Бабушка казалась Ане вечной. Тихой, строгой, с тугим пучком седых волос на затылке и взглядом, в котором всегда читалась легкая, непонятная печаль. Она была оплотом, константой. Даже дед, шумный и веселый, ушедший десять лет назад, казался на ее фоне чем-то временным, вспышкой. А бабушка была всегда. И теперь ее не стало.
Разбор вещей был не просто обязанностью, а попыткой оттянуть момент окончательного прощания, когда квартира опустеет, а ключ ляжет на дно Аниной сумки. Шкаф, антресоли, комод… Остался только старый дореволюционный сундук, обитый потемневшей кожей, который служил подставкой для фикуса. Бабушка никогда не разрешала его открывать. «Там старье, Анюта, хлам один», – говорила она, и в ее голосе слышались такие нотки, что спорить не хотелось.
Ключик, маленький и ржавый, нашелся в шкатулке с нитками. Замок поддался не сразу, со скрежетом и стоном, словно нехотя выпуская на волю запертые внутри десятилетия. Внутри лежали пожелтевшие кружевные салфетки, отрез тяжелого бархата и, на самом дне, он – фотоальбом.
Он не был похож на те тонкие альбомы с пластиковыми кармашками, где хранились Анины детские фото. Этот был тяжелым, в бордовой бархатной обложке, истертой на углах до основы. Аня открыла его, ожидая увидеть знакомые лица: прадеды с суровыми усами, молодые дед и бабушка на свадьбе, мама в пионерском галстуке.
На первой странице была она. Бабушка. Но не та Лидия Ивановна, которую знала Аня. На черно-белой карточке смеялась тоненькая девушка лет восемнадцати, с двумя озорными косичками и распахнутыми глазами. Она сидела на скамейке в парке, запрокинув голову, и весь ее облик излучал такое беззаботное счастье, что Аня невольно улыбнулась. Рядом с ней сидел он.
Не дед.
Совершенно незнакомый молодой человек. Высокий, темноволосый, в светлой рубашке с закатанными рукавами. Он не смотрел в объектив. Он смотрел на нее, на юную Лиду, и во взгляде его было столько нежности и восхищения, что у Ани на секунду перехватило дыхание. Под фотографией, выведенное каллиграфическим почерком, стояло: «Парк Горького. Июнь 58-го».

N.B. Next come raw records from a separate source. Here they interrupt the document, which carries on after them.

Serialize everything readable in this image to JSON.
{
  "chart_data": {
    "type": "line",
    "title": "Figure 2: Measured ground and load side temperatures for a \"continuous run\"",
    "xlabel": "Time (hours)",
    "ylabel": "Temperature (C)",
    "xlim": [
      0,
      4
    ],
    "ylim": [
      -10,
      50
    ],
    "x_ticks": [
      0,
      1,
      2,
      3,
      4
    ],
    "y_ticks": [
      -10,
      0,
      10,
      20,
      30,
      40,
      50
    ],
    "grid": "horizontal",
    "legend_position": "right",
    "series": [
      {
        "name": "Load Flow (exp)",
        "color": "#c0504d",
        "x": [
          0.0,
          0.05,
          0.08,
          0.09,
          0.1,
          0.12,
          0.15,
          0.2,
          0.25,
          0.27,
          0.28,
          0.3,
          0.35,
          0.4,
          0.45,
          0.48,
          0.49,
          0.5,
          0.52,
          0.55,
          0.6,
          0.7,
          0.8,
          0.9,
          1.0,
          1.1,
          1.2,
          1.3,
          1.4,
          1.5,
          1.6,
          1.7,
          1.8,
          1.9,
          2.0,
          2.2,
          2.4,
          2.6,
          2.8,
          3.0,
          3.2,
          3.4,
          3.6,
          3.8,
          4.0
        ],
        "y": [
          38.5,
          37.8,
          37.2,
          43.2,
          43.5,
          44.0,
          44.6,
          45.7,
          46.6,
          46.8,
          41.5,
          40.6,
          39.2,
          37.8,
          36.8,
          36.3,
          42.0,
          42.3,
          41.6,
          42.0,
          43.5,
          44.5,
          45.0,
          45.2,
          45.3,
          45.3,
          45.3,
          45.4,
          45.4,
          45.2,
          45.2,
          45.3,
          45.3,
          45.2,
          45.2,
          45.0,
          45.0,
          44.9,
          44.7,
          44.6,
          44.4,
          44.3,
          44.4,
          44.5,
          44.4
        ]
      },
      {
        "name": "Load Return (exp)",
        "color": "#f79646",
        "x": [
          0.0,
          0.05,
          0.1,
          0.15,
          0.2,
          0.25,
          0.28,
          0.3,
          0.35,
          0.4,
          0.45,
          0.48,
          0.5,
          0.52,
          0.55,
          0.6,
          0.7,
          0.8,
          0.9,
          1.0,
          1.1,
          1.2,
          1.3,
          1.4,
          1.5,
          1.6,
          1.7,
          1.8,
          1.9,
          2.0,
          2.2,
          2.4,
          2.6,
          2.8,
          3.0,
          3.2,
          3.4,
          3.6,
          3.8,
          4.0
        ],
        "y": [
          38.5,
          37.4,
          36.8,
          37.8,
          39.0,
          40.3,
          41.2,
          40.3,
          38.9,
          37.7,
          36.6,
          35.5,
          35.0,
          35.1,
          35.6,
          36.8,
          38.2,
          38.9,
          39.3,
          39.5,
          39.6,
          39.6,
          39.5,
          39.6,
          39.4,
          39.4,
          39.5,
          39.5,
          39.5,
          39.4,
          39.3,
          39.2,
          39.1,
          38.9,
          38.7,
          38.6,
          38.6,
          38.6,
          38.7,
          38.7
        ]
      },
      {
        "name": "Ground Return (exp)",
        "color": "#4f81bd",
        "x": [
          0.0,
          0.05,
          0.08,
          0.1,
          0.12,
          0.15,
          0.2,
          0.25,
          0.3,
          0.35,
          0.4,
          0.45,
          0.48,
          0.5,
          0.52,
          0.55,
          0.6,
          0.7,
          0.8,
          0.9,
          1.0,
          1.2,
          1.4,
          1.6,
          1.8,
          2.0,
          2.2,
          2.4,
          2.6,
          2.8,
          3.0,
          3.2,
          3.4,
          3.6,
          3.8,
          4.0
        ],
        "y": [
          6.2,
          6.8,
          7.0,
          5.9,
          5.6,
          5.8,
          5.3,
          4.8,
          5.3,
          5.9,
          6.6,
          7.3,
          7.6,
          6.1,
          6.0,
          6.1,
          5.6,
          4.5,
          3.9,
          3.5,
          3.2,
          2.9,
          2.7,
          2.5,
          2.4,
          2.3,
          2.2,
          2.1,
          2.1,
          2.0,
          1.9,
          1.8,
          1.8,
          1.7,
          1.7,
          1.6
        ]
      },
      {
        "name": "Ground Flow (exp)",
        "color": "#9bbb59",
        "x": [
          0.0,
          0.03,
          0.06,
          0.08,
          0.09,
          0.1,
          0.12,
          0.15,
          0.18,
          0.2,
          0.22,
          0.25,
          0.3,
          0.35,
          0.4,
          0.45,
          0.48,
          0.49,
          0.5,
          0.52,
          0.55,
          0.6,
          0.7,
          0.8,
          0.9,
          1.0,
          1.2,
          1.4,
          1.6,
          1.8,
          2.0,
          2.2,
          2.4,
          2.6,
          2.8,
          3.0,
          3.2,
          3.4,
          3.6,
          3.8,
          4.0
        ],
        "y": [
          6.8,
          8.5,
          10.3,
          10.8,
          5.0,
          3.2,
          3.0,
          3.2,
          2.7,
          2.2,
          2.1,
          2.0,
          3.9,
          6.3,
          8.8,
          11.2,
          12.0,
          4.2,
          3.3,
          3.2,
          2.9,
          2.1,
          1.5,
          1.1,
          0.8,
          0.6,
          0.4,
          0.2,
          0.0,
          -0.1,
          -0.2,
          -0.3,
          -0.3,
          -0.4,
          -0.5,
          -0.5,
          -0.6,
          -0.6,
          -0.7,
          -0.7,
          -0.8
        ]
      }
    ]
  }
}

Аня начала лихорадочно перелистывать страницы. Вот они снова, на набережной Невы, на фоне разведенных мостов. Лида в легком платье, ее волосы треплет ветер. Он обнимает ее за плечи, и они оба смеются. «Ленинградские ночи. Июль 59-го». Вот они в аудитории университета, склонились над какой-то книгой. «Саша сдает физику. Я – верю!» – гласила подпись.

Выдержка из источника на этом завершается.